During the activity time with the Program Assistants, they showed a slideshow of photos from their lives on campus and explained about student life at Cambridge. Many of the participating students were surprised at the differences in campus life in Japan when they learnt that many Cambridge students live on campus in the student dormitories, or that part-time jobs are prohibited during the semester so that students can concentrate on their studies.
On the last day of the program, participants selected a theme they were interested in from the course content relating to Law and Society and each created a 10-minute video presentation.
The themes were wide-ranging, covering environmental issues, women’s rights, gender issues and racism.
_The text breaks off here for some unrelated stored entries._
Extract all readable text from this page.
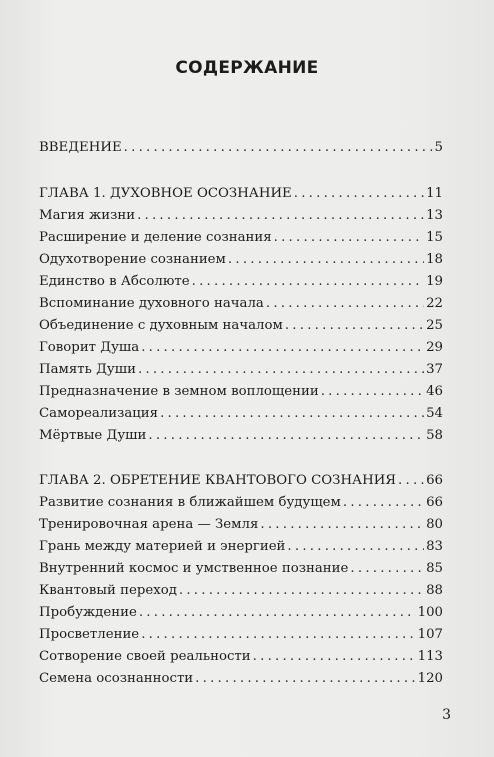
СОДЕРЖАНИЕ
ВВЕДЕНИЕ . . .	5
ГЛАВА 1. ДУХОВНОЕ ОСОЗНАНИЕ . . .	11
Магия жизни . . .	13
Расширение и деление сознания . . .	15
Одухотворение сознанием . . .	18
Единство в Абсолюте . . .	19
Вспоминание духовного начала . . .	22
Объединение с духовным началом . . .	25
Говорит Душа . . .	29
Память Души . . .	37
Предназначение в земном воплощении . . .	46
Самореализация . . .	54
Мёртвые Души . . .	58
ГЛАВА 2. ОБРЕТЕНИЕ КВАНТОВОГО СОЗНАНИЯ . . . 66
Развитие сознания в ближайшем будущем . . .	66
Тренировочная арена — Земля . . .	80
Грань между материей и энергией . . .	83
Внутренний космос и умственное познание . . .	85
Квантовый переход . . .	88
Пробуждение . . .	100
Просветление . . .	107
Сотворение своей реальности . . .	113
Семена осознанности . . .	120
3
At the face-to-face study session held after the end of the program, the participants listened to the outstanding presentations, and received a Certificate of Completion from the program coordinator James Sharp, full-time lecturer at the School of Law, to complete the 2-week program.
〈Feedback from the Students〉
・ I want to work as an international lawyer in the future, so it was very helpful to my future to have contact with a foreign law as an undergraduate.
・ Even for a student like me who does not study law, it was an engaging program for anyone who has even a small interest in social issues. Through this program, I learnt that laws are directly connected with peoples’ everyday lives, and that law is essential to solving the social issues that exist in the world.
・ Since the procedures for criminal suits often become a problem even in Japan, the program covered something I have been interested in for a while - how the UK is working to protect human rights.
・ I had never studied anything about environmental law until now so it was a little difficult to follow, but after participating in the program, I started taking an interest in what kind of environmental measures companies are taking, and researching myself. The subjects that we learnt about during the program —for example, the pros and cons of introducing carbon tax, and the differences in measures taken between developed and developing countries – were all very interesting.
・ By studying foreign law, I was able to further deepen my understanding of the laws of my own country.
・ The whole program was designed around input, then discussion, and so every time I was able to polish my own ideas.
・ I did not expect to learn as much as I did online and so far away (from England).
・ This program gave me more motivation to study English and deepened my interest in social issues.
・ I felt the fun of learning something new, speaking English, listening to a class and communicating in English, so I thought I would like to try a long-term exchange program if I get the chance.
・ I was able to improve my listening and speaking skills as there were lots of chances for discussions in English.
・ The lecturers and the Program Assistants kindly listened to my poor English expressions, so I started to think that I want to speak proactively even if I make mistakes.